Abbreviations: FSE, fast spin echo; hNSCs, human neural stem cells; IC, intracerebrally; IV, intravenously; mBM-MSCs, mouse bone morrow mesenchymal stem cells; MRI, magnetic resonance imaging; MSCs, mesenchymal stem cells; MSME, multislice multiecho sequence; SE, spin echo; SMES, stimulated multiecho trace; SPECT, single-photon emission computed tomography.

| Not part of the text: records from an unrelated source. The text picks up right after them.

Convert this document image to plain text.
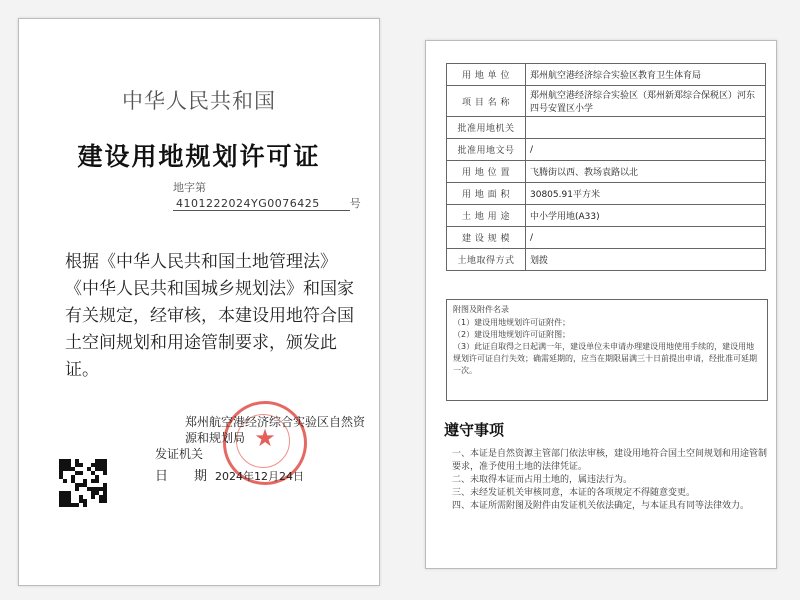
中华人民共和国
建设用地规划许可证
地字第4101222024YG0076425	号
根据《中华人民共和国土地管理法》《中华人民共和国城乡规划法》和国家有关规定，经审核，本建设用地符合国土空间规划和用途管制要求，颁发此证。
★
郑州航空港经济综合实验区自然资源和规划局
发证机关
日　　期 2024年12月24日
用 地 单 位	郑州航空港经济综合实验区教育卫生体育局
项 目 名 称	郑州航空港经济综合实验区（郑州新郑综合保税区）河东四号安置区小学
批准用地机关	
批准用地文号	/
用 地 位 置	飞腾街以西、教场袁路以北
用 地 面 积	30805.91平方米
土 地 用 途	中小学用地(A33)
建 设 规 模	/
土地取得方式	划拨
附图及附件名录
（1）建设用地规划许可证附件；
（2）建设用地规划许可证附图；
（3）此证自取得之日起满一年，建设单位未申请办理建设用地使用手续的，建设用地规划许可证自行失效；确需延期的，应当在期限届满三十日前提出申请，经批准可延期一次。
遵守事项
一、本证是自然资源主管部门依法审核，建设用地符合国土空间规划和用途管制要求，准予使用土地的法律凭证。
二、未取得本证而占用土地的，属违法行为。
三、未经发证机关审核同意，本证的各项规定不得随意变更。
四、本证所需附图及附件由发证机关依法确定，与本证具有同等法律效力。
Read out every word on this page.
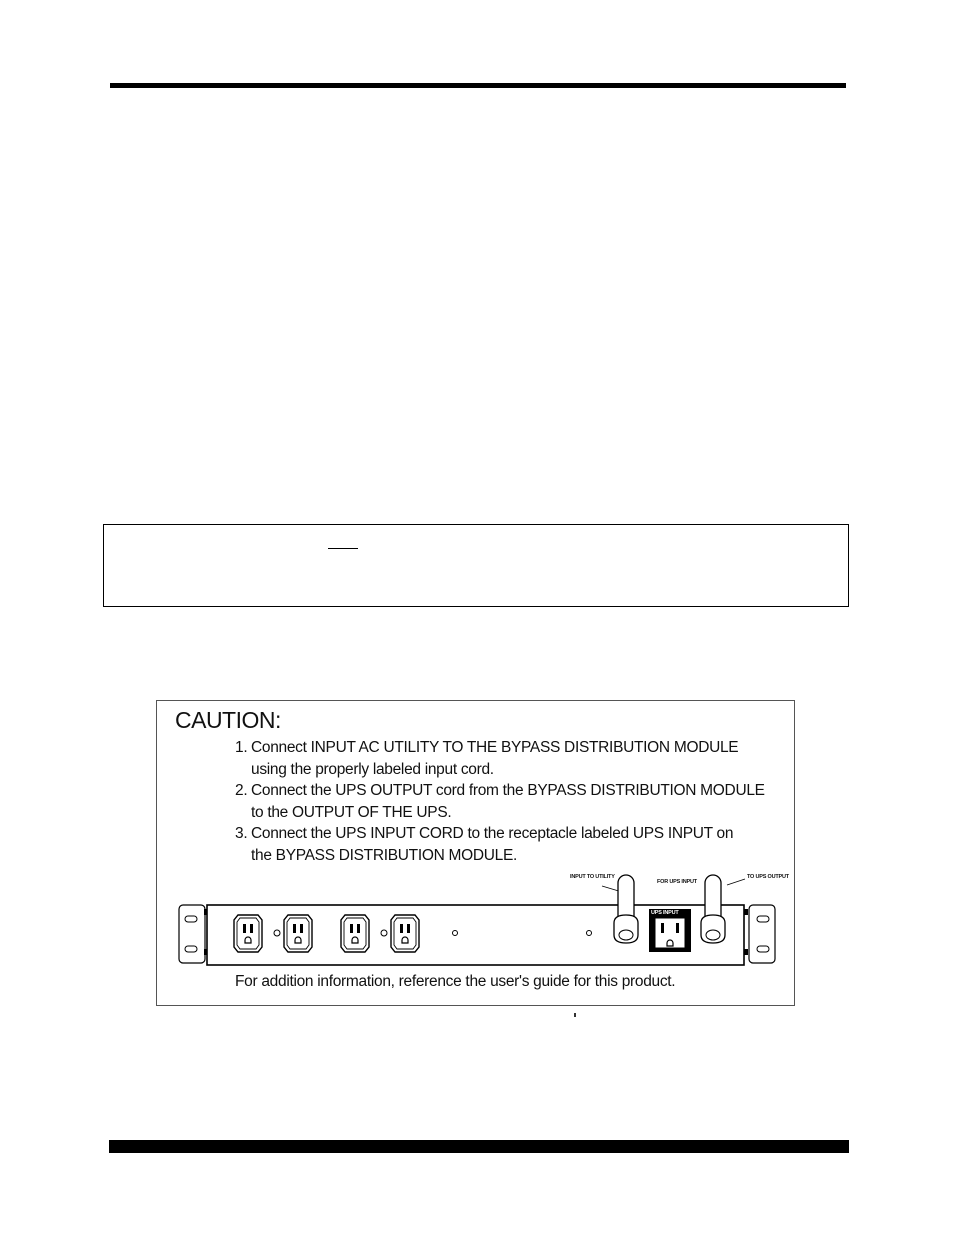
CAUTION:
1. Connect INPUT AC UTILITY TO THE BYPASS DISTRIBUTION MODULE
using the properly labeled input cord.
2. Connect the UPS OUTPUT cord from the BYPASS DISTRIBUTION MODULE
to the OUTPUT OF THE UPS.
3. Connect the UPS INPUT CORD to the receptacle labeled UPS INPUT on
the BYPASS DISTRIBUTION MODULE.
INPUT TO UTILITY
FOR UPS INPUT
TO UPS OUTPUT
UPS INPUT
For addition information, reference the user's guide for this product.
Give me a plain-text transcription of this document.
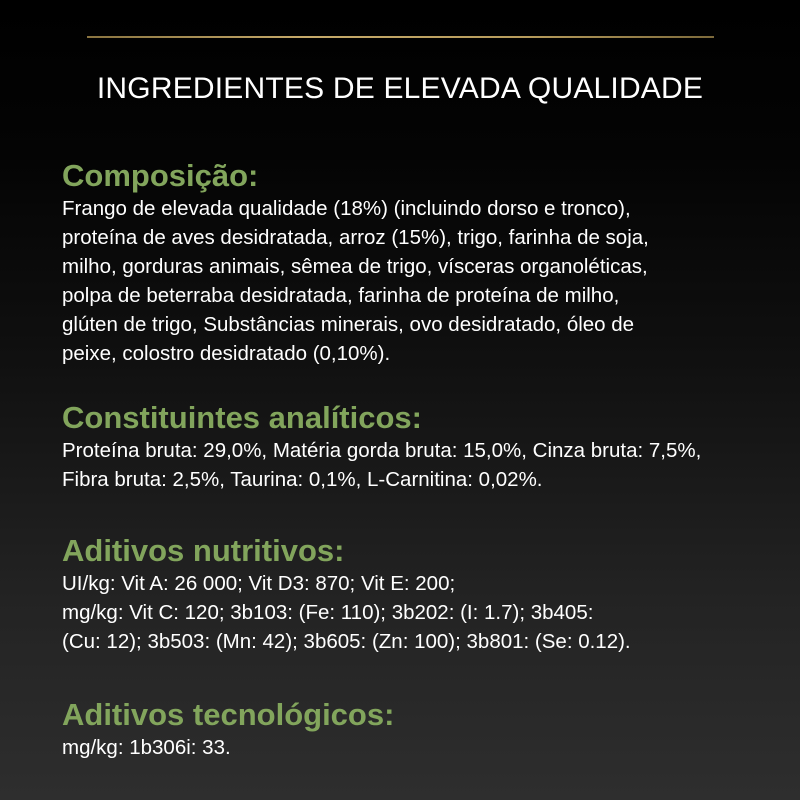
INGREDIENTES DE ELEVADA QUALIDADE
Composição:
Frango de elevada qualidade (18%) (incluindo dorso e tronco),
proteína de aves desidratada, arroz (15%), trigo, farinha de soja,
milho, gorduras animais, sêmea de trigo, vísceras organoléticas,
polpa de beterraba desidratada, farinha de proteína de milho,
glúten de trigo, Substâncias minerais, ovo desidratado, óleo de
peixe, colostro desidratado (0,10%).
Constituintes analíticos:
Proteína bruta: 29,0%, Matéria gorda bruta: 15,0%, Cinza bruta: 7,5%,
Fibra bruta: 2,5%, Taurina: 0,1%, L-Carnitina: 0,02%.
Aditivos nutritivos:
UI/kg: Vit A: 26 000; Vit D3: 870; Vit E: 200;
mg/kg: Vit C: 120; 3b103: (Fe: 110); 3b202: (I: 1.7); 3b405:
(Cu: 12); 3b503: (Mn: 42); 3b605: (Zn: 100); 3b801: (Se: 0.12).
Aditivos tecnológicos:
mg/kg: 1b306i: 33.
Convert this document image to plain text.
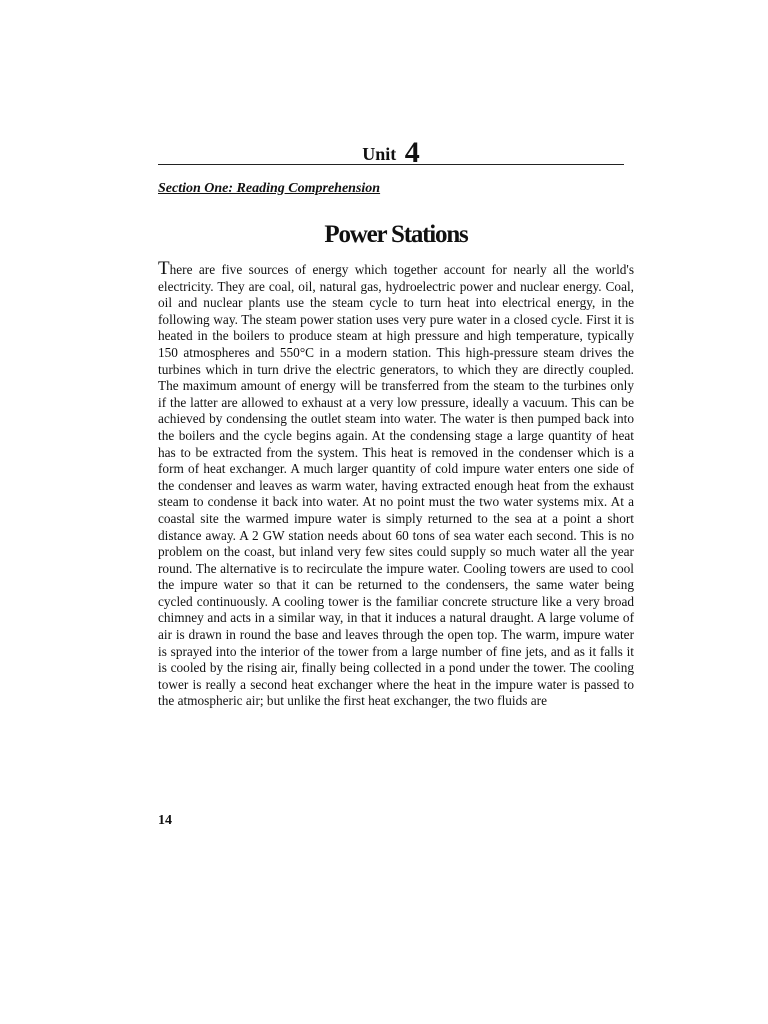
Unit 4
Section One: Reading Comprehension
Power Stations
There are five sources of energy which together account for nearly all the world's electricity. They are coal, oil, natural gas, hydroelectric power and nuclear energy. Coal, oil and nuclear plants use the steam cycle to turn heat into electrical energy, in the following way. The steam power station uses very pure water in a closed cycle. First it is heated in the boilers to produce steam at high pressure and high temperature, typically 150 atmospheres and 550°C in a modern station. This high-pressure steam drives the turbines which in turn drive the electric generators, to which they are directly coupled. The maximum amount of energy will be transferred from the steam to the turbines only if the latter are allowed to exhaust at a very low pressure, ideally a vacuum. This can be achieved by condensing the outlet steam into water. The water is then pumped back into the boilers and the cycle begins again. At the condensing stage a large quantity of heat has to be extracted from the system. This heat is removed in the condenser which is a form of heat exchanger. A much larger quantity of cold impure water enters one side of the condenser and leaves as warm water, having extracted enough heat from the exhaust steam to condense it back into water. At no point must the two water systems mix. At a coastal site the warmed impure water is simply returned to the sea at a point a short distance away. A 2 GW station needs about 60 tons of sea water each second. This is no problem on the coast, but inland very few sites could supply so much water all the year round. The alternative is to recirculate the impure water. Cooling towers are used to cool the impure water so that it can be returned to the condensers, the same water being cycled continuously. A cooling tower is the familiar concrete structure like a very broad chimney and acts in a similar way, in that it induces a natural draught. A large volume of air is drawn in round the base and leaves through the open top. The warm, impure water is sprayed into the interior of the tower from a large number of fine jets, and as it falls it is cooled by the rising air, finally being collected in a pond under the tower. The cooling tower is really a second heat exchanger where the heat in the impure water is passed to the atmospheric air; but unlike the first heat exchanger, the two fluids are
14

Conclusions and Future Perspective

Tissue engineering requires 3 elements—cells, signals, and a scaffold—to construct an organ, the goal of which is to regenerate or replace a damaged part. For many years, several efforts have been carried out by exogenous cell transplantation, growth factor treatments, scaffold implantation, or a complex of cell/biomaterial implantation in tissue engineering/regenerative medicine[64]. Moreover, tracking implanted therapeutic materials is involved in the trend of regenerative medicine. However, the goal of tissue or organ replacement is still unmet in this field. In one study, the organoids, which were produced in vitro and exhibited a 3-dimensional microanatomy structure, were found from a patient’s teratoma and studied to understand cancer formation[65]. In recent years, scientists have attempted to use stem cells or primary cells for constructing a therapeutic organoid, such as human intestinal organoids as the therapeutic organoid for inflammatory bowel disease[66]. Due to the complicated brain structure and microenvironment, most studies of brain organoids have focused on drug screening and explored the mechanisms of brain disease[67-69]. Few studies have applied a brain organoid to treat brain diseases[70], indicating the complicated nature of the forebrain, midbrain, and hindbrain brain structures, functions, and cell types. Therefore, application to brain therapy through organoids may employ biomaterials to precisely manipulate the cell behavior, which has tissue specificity. In addition, in vitro cultivation system improvement (e.g., coupling to a perfusion system for dynamic control of nutrients and gas exchange to increase cell viability of interior organoids) may be an alternative method to speed up the developments of organ replacement[67-69].